Not Enough inserts itself into these questions by moving Moyn’s gaze from the 1970s back to the 1940s, asking a rather peculiar, negative (and this fiendishly difficult to answer) question: why, in that great postwar moment of national solidarity and debt to the war fighting working classes, as national welfare states were vastly expanded, did an ethos of equality NOT get formalized in virtually any country? And here Moyn introduces the key distinction on which the book rests, between two different ethical principles that apply across a whole series of different domains, notably both economics and politics, namely: an ethos of equality versus an ethos of sufficiency.

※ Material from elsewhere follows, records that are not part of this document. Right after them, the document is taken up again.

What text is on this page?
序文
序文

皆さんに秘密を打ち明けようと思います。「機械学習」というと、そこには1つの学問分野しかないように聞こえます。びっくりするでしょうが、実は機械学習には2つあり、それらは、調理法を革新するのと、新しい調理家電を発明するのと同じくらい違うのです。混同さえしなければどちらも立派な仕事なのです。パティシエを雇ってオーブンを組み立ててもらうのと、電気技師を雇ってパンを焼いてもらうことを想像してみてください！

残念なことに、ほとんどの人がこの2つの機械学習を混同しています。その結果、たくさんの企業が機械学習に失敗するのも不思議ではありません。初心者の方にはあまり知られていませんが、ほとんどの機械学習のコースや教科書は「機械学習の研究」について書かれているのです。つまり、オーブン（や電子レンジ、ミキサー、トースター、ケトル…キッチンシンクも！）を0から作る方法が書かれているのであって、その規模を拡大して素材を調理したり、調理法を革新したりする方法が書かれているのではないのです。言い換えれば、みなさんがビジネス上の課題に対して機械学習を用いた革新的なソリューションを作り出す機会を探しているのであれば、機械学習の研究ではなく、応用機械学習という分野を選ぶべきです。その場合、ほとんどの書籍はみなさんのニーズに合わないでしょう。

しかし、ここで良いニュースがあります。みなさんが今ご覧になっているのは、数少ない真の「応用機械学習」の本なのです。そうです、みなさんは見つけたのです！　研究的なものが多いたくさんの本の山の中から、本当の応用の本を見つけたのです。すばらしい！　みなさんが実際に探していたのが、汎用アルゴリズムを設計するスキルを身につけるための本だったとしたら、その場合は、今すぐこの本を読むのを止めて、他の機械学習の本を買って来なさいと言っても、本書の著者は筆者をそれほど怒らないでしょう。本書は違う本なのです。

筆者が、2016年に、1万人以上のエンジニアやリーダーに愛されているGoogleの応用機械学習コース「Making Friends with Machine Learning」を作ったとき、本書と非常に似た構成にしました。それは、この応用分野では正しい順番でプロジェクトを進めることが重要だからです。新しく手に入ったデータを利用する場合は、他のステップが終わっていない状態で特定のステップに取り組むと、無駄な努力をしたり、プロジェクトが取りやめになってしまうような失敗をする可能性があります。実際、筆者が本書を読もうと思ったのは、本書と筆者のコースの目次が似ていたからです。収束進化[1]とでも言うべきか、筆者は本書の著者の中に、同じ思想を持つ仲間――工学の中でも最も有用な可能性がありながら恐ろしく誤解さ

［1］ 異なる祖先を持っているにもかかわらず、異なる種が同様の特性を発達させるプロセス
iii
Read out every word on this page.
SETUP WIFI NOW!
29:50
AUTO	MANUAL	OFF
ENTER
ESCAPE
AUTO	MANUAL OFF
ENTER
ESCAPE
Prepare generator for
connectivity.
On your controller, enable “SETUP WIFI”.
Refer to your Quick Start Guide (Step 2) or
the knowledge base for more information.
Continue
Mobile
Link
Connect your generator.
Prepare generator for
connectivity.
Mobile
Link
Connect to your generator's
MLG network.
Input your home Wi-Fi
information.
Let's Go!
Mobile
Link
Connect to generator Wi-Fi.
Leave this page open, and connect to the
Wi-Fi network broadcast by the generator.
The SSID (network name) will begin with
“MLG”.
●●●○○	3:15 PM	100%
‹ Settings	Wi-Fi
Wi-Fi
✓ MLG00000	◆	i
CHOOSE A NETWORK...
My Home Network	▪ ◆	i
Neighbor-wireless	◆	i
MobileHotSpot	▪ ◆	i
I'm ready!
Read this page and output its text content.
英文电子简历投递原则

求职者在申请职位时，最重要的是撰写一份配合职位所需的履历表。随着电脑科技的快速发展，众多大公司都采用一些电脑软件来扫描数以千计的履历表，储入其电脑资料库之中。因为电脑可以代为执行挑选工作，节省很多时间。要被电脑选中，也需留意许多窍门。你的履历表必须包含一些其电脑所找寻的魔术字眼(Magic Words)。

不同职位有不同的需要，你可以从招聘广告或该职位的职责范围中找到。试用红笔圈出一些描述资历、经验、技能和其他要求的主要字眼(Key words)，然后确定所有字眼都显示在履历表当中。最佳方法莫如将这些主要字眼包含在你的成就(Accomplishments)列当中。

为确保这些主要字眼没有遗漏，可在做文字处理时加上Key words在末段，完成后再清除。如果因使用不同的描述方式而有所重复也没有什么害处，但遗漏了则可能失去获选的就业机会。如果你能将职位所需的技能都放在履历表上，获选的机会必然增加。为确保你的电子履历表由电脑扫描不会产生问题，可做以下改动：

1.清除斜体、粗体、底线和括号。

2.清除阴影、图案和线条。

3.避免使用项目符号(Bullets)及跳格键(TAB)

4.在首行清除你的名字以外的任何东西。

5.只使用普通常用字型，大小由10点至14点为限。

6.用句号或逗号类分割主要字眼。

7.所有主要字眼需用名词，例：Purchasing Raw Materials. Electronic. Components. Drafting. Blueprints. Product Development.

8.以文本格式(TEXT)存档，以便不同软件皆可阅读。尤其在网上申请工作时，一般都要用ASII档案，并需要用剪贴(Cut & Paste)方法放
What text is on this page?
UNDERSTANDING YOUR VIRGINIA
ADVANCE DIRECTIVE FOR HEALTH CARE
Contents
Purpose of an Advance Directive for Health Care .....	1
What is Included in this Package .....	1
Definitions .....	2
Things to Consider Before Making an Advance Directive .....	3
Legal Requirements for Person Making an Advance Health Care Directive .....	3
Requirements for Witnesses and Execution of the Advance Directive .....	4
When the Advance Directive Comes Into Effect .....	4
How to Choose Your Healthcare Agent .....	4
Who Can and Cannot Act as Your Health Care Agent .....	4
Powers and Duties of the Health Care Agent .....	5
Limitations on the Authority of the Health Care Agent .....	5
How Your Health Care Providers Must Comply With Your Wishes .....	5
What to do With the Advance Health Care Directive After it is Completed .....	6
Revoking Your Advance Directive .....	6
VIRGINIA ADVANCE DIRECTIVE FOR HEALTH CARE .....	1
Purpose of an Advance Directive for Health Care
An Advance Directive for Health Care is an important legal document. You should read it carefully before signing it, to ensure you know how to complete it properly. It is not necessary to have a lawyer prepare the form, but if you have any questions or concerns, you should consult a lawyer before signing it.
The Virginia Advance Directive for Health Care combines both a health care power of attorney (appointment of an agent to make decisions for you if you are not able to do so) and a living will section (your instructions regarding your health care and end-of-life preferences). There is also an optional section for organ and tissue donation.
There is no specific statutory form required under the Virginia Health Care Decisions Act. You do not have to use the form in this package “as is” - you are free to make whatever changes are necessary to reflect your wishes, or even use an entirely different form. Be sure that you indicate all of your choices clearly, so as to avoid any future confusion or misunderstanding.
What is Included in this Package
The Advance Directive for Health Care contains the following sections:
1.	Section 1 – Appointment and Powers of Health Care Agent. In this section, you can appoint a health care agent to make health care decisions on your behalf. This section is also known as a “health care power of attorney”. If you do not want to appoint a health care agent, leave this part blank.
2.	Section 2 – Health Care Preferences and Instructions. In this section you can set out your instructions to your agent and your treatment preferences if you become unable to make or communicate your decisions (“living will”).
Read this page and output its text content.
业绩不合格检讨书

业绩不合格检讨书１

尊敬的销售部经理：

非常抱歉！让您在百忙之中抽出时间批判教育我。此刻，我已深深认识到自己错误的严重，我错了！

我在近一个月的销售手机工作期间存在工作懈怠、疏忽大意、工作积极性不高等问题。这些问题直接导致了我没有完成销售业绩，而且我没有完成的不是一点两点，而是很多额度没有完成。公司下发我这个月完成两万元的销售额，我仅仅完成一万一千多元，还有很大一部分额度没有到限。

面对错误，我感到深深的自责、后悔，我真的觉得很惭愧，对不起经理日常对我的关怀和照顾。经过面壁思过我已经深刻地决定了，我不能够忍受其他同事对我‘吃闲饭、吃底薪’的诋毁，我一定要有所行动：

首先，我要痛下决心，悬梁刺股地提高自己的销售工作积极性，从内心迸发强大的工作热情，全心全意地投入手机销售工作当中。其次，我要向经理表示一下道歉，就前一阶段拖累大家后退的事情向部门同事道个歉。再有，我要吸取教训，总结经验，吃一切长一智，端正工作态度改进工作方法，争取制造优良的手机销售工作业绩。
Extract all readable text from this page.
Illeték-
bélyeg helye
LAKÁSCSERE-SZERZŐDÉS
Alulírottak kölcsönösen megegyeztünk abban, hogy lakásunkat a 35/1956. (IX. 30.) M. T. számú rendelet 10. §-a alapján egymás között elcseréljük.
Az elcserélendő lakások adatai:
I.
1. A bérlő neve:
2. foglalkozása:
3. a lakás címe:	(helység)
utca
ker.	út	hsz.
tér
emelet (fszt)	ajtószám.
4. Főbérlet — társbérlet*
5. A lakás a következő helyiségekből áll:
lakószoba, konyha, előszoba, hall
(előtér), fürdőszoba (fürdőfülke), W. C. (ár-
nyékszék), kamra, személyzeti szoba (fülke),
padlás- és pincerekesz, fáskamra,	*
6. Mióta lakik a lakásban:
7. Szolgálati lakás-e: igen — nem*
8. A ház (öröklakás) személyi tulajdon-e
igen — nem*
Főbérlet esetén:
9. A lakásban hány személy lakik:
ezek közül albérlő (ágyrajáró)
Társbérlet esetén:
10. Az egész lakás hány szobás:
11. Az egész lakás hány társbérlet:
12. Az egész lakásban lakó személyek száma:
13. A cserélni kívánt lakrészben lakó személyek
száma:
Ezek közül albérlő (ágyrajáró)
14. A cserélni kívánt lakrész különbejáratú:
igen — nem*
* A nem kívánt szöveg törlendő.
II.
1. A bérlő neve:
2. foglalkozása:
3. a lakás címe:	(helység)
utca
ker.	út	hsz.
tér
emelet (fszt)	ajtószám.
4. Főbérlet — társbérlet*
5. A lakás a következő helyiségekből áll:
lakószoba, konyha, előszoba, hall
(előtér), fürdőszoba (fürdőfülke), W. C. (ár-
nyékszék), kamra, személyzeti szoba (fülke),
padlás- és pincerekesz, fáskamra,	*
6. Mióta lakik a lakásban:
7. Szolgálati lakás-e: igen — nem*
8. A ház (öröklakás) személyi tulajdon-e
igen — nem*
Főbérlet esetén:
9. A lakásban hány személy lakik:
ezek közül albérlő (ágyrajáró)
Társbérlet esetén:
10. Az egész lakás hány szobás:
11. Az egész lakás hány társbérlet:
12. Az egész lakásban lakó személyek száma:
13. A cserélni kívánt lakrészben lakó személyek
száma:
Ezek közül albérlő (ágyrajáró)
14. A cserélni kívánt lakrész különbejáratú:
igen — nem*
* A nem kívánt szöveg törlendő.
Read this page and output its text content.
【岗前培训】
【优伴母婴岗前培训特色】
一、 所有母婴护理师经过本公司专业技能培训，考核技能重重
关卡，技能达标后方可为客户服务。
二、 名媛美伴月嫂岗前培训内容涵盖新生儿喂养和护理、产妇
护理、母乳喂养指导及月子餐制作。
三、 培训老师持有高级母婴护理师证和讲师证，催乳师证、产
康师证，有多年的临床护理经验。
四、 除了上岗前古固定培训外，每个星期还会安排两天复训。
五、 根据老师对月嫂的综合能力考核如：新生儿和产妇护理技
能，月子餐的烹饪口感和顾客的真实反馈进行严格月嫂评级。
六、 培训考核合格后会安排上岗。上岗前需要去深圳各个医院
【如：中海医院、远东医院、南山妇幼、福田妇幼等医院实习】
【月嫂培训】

An ethos of equality asserts that a just moral order depends on everybody more or less have the same amount of the key “good things in life,” including material goods, but also things like dignity and political power. By contrast, an ethos of sufficiency is unconcerned with relative endowments, and is only concerned with making sure that every individual meets some minimal threshold with respect to the good in question.
Moyn’s essential point is that the discourse on human rights in the 1940s was blurry on this distinction — again, Moyn attempts to explain an intellectual non-event. While there were certainly some intellectuals arguing explicitly for egalitarianism — the socialist politician and intellectual Harold Laski is the quiet hero of the book — Moyn argues that part of the motive for building welfare states was quite precisely to avoid directly confronting the sufficiency-v-equality conundrum by raising the minimum floor so high that the differences between the worst and best off would be if not irrelevant then at least politically neutralized. The failure to establish equalitarianism as the ethical basis of the welfare state at the moment of its creation, however, left the door open for the vengeful return of inequality starting in the 1970s. The discourse of human rights were simply, as his title says, not enough to hold back the eventual economic revanchism of the financialized and globalized capitalism that would emerge in the last quarter of the twentieth century.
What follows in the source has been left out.